Could German public opinion be swinging toward a revival of nuclear energy – the power source from which the country withdrew following Japan’s tragic Fukushima tsunami and earthquake nearly three years ago?
A recent story in the Financial Times might indicate “yes.”
Reporting on remarks made by the country’ influential finance minister, Wolfgang Schäuble, at a recent Brussels gathering of European Union financial chiefs, the FT wrote:
“Wolfgang Schäuble took issue with claims that the ‘green economy’ will be a major driver of employment, saying Berlin’s decision two years ago to shutter its nuclear power plants and emphasise renewables needed to be re-examined.”

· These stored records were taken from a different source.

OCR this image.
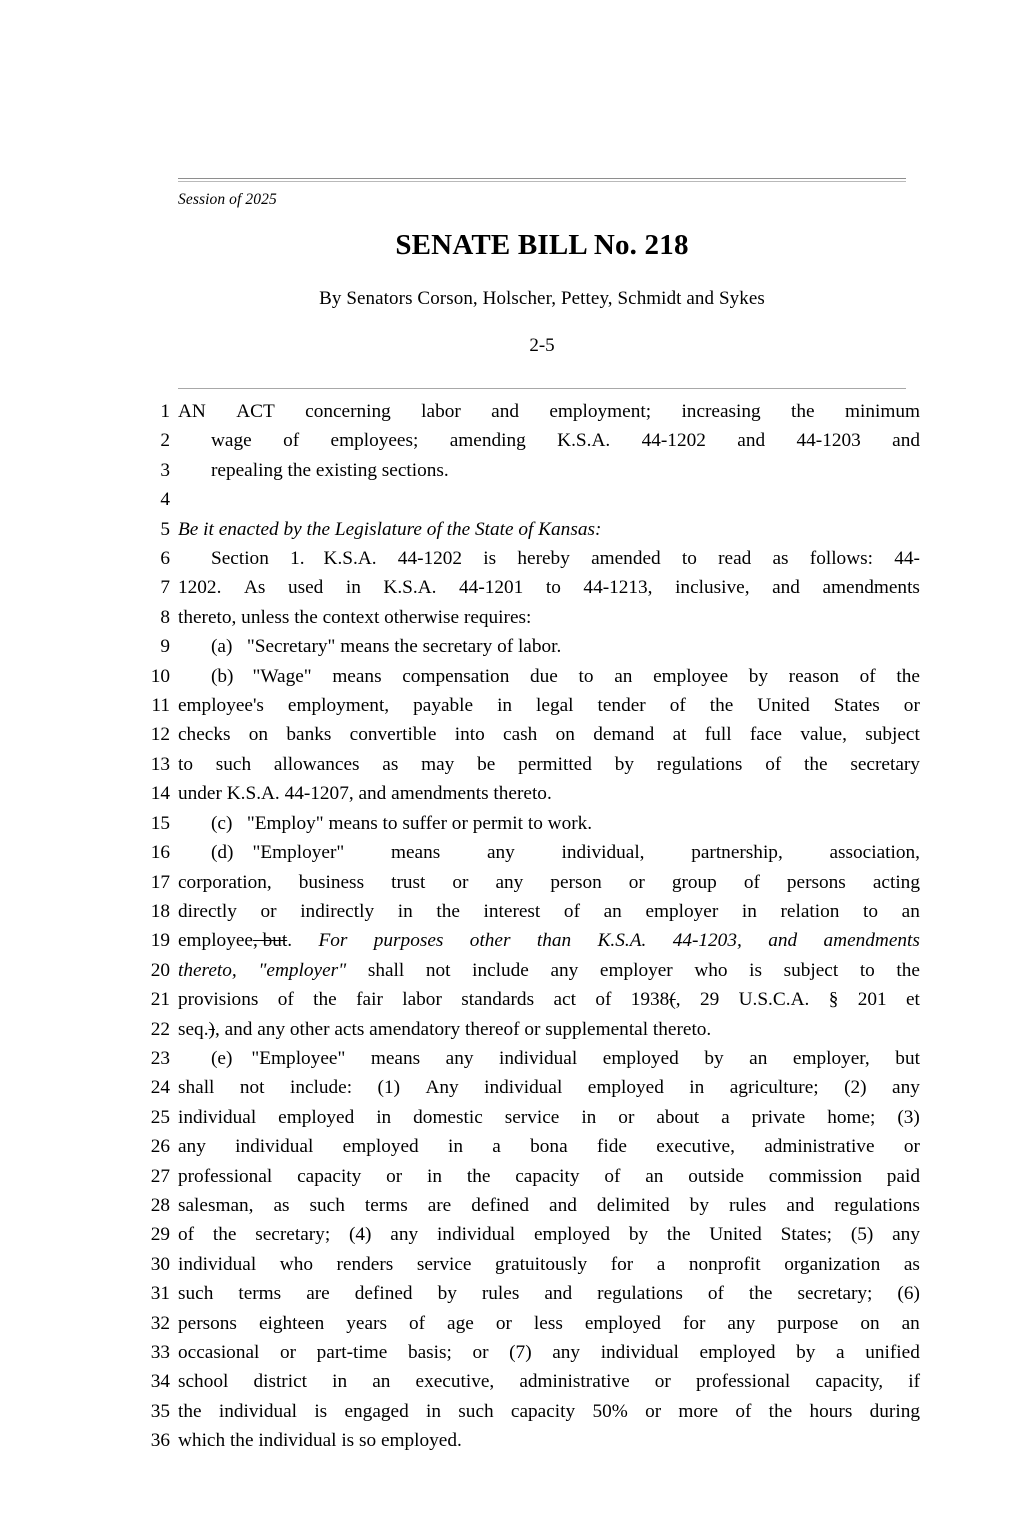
Session of 2025
SENATE BILL No. 218
By Senators Corson, Holscher, Pettey, Schmidt and Sykes
2-5
1 AN ACT concerning labor and employment; increasing the minimum
2	wage of employees; amending K.S.A. 44-1202 and 44-1203 and
3	repealing the existing sections.
4
5 Be it enacted by the Legislature of the State of Kansas:
6	Section 1. K.S.A. 44-1202 is hereby amended to read as follows: 44-
7 1202. As used in K.S.A. 44-1201 to 44-1213, inclusive, and amendments
8 thereto, unless the context otherwise requires:
9	(a)   "Secretary" means the secretary of labor.
10	(b) "Wage" means compensation due to an employee by reason of the
11 employee's employment, payable in legal tender of the United States or
12 checks on banks convertible into cash on demand at full face value, subject
13 to such allowances as may be permitted by regulations of the secretary
14 under K.S.A. 44-1207, and amendments thereto.
15	(c)   "Employ" means to suffer or permit to work.
16	(d) "Employer" means any individual, partnership, association,
17 corporation, business trust or any person or group of persons acting
18 directly or indirectly in the interest of an employer in relation to an
19 employee, but. For purposes other than K.S.A. 44-1203, and amendments
20 thereto, "employer" shall not include any employer who is subject to the
21 provisions of the fair labor standards act of 1938(, 29 U.S.C.A. § 201 et
22 seq.), and any other acts amendatory thereof or supplemental thereto.
23	(e) "Employee" means any individual employed by an employer, but
24 shall not include: (1) Any individual employed in agriculture; (2) any
25 individual employed in domestic service in or about a private home; (3)
26 any individual employed in a bona fide executive, administrative or
27 professional capacity or in the capacity of an outside commission paid
28 salesman, as such terms are defined and delimited by rules and regulations
29 of the secretary; (4) any individual employed by the United States; (5) any
30 individual who renders service gratuitously for a nonprofit organization as
31 such terms are defined by rules and regulations of the secretary; (6)
32 persons eighteen years of age or less employed for any purpose on an
33 occasional or part-time basis; or (7) any individual employed by a unified
34 school district in an executive, administrative or professional capacity, if
35 the individual is engaged in such capacity 50% or more of the hours during
36 which the individual is so employed.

Note the presence of “shuttering nuclear” and “re-examined” in the same sentence (also note that the decision was closer to three years ago than the two that the FT reports, but not to quibble). The phrasing is the FT’s, and not Schäuble’s per se. The story does not include a direct quote from him mentioning nuclear by name, although he does say of the shift toward renewables:
“We did it too good and now we have to correct because otherwise we have an increasing of energy costs which will harm jobs in Germany in a serious way in the medium term. Therefore, we have to rebalance.”
Germany’s energy prices have indeed risen to help finance a move toward more renewables that replace some of the vanquished nuclear.
The country has also switched on a lot more coal-burning electricity plants, a move that is pushing up CO2 emissions. Nuclear generation, which had accounted for about a quarter of the country’s electricity, is CO2-free.